The warlocks leaped back under the roof. The Sons of the Egg screamed and panicked. Jerking horribly, the monstrous thing moved again. For part of a second, it hovered over the empty camp. Then it was gone.

Hanson began pulling his hand out through the shell of the model, whimpering as his other hand clenched against the blob in his pocket. He had suddenly realized what horrors were possible to anyone who could use the orrery now. "Rumpelstilsken, I command you to let no hand other than mine enter and to respond to no other controls." He hoped it would offer enough protection.

His hand came free and he threw the sun-bit away with a flick of his wrist. His hand ached with the impossible task of steadiness he had set it, and his finger and thumb burned and smoked. But the wound was already healing.

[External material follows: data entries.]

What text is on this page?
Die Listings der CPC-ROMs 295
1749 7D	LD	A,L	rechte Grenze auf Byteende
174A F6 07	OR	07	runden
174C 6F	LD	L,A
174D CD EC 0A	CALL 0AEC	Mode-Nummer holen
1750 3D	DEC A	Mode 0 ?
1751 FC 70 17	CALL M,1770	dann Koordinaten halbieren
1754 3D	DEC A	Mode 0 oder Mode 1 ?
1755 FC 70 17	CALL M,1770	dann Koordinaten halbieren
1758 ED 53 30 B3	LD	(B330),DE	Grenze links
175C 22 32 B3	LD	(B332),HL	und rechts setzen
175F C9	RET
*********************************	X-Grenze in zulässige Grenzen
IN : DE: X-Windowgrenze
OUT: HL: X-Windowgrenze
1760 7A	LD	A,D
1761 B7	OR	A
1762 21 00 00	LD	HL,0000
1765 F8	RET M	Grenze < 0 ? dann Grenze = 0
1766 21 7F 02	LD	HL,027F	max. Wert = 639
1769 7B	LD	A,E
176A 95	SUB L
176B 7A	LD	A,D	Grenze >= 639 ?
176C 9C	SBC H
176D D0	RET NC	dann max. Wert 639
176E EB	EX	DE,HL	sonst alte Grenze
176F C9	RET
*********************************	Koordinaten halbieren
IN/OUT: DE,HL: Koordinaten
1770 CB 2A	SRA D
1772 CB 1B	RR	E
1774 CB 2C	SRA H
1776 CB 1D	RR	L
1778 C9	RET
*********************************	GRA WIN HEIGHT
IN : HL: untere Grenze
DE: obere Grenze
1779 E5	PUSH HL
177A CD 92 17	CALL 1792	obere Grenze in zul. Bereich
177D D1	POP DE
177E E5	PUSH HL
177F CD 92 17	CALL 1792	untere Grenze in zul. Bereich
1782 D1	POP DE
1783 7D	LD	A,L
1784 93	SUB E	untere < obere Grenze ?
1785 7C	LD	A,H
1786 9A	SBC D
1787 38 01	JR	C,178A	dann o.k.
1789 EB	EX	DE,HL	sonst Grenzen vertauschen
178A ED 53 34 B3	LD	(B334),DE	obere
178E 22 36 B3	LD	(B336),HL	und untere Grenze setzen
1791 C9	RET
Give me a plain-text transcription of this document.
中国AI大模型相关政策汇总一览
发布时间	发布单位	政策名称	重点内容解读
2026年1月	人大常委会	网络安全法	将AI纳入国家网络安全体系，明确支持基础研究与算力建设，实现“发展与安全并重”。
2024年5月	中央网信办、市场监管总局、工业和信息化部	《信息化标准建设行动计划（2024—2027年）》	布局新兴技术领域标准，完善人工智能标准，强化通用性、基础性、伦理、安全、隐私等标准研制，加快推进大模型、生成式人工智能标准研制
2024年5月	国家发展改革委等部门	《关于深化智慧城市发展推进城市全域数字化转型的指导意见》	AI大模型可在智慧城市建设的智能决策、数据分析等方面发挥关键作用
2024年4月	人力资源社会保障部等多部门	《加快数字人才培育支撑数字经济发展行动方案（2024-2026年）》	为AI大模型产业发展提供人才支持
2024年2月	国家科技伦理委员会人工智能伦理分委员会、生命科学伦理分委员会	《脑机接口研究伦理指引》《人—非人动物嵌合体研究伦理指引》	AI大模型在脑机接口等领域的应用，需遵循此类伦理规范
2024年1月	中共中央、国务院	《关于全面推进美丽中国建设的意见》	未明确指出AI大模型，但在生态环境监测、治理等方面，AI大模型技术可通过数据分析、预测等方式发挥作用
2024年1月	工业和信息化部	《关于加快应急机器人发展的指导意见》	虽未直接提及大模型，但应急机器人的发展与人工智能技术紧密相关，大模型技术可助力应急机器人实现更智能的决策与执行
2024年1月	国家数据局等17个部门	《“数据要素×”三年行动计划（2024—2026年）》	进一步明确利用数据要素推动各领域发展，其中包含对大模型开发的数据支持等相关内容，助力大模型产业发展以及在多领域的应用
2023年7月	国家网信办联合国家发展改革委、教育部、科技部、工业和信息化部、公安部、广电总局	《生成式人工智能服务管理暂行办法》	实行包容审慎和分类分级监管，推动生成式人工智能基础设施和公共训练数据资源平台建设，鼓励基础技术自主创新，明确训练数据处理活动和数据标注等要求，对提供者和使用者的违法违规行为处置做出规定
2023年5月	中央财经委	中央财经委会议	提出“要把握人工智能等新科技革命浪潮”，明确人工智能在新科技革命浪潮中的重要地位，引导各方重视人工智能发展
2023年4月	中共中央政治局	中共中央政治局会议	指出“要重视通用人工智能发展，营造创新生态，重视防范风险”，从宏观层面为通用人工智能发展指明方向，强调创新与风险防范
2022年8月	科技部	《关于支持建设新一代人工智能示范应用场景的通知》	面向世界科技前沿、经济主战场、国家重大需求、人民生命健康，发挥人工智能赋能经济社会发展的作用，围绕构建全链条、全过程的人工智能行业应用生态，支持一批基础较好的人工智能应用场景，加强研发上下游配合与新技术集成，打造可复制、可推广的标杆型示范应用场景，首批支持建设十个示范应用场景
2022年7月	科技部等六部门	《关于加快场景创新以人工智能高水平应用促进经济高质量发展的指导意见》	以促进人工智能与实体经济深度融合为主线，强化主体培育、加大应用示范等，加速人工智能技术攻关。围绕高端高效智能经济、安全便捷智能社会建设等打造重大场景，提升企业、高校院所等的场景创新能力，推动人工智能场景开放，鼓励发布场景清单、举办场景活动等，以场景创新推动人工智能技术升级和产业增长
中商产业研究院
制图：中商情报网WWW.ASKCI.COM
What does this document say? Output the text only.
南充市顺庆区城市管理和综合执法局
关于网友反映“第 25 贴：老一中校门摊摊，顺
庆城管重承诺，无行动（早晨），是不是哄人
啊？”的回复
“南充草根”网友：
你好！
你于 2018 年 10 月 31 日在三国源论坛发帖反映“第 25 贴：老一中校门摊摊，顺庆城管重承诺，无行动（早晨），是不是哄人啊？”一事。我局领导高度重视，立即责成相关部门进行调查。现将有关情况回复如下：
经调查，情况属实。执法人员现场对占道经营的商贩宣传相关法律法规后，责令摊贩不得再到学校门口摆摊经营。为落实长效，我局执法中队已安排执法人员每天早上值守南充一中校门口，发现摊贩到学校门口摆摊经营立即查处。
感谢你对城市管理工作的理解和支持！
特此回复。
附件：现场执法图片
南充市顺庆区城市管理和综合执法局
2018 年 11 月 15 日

In the exposed section of the camp, the Sons of the Egg were charred corpses. There was a fire starting on the roof of the building, but others had already run out to quench that. It sounded like the snuffling progress of an undine across the roof! Maybe magic was working again.

Bork turned back from the sight of his former companions. His face was sick, but he managed to grin at Hanson. "Dave Hanson, to whom nothing is impossible," he said.

Hanson had located Nema finally as she approached. He caught her hand and grabbed Bork's arm. Like his own, it was trembling with fatigue and reaction.

"Come on," he said. "Let's find some place where we can see whether it's impossible now for you to magic up a decent meal. And a drink strong enough to scare away the sylphs."

The sylph that found them wasn't scared by the Scotch, but there was enough for all of them.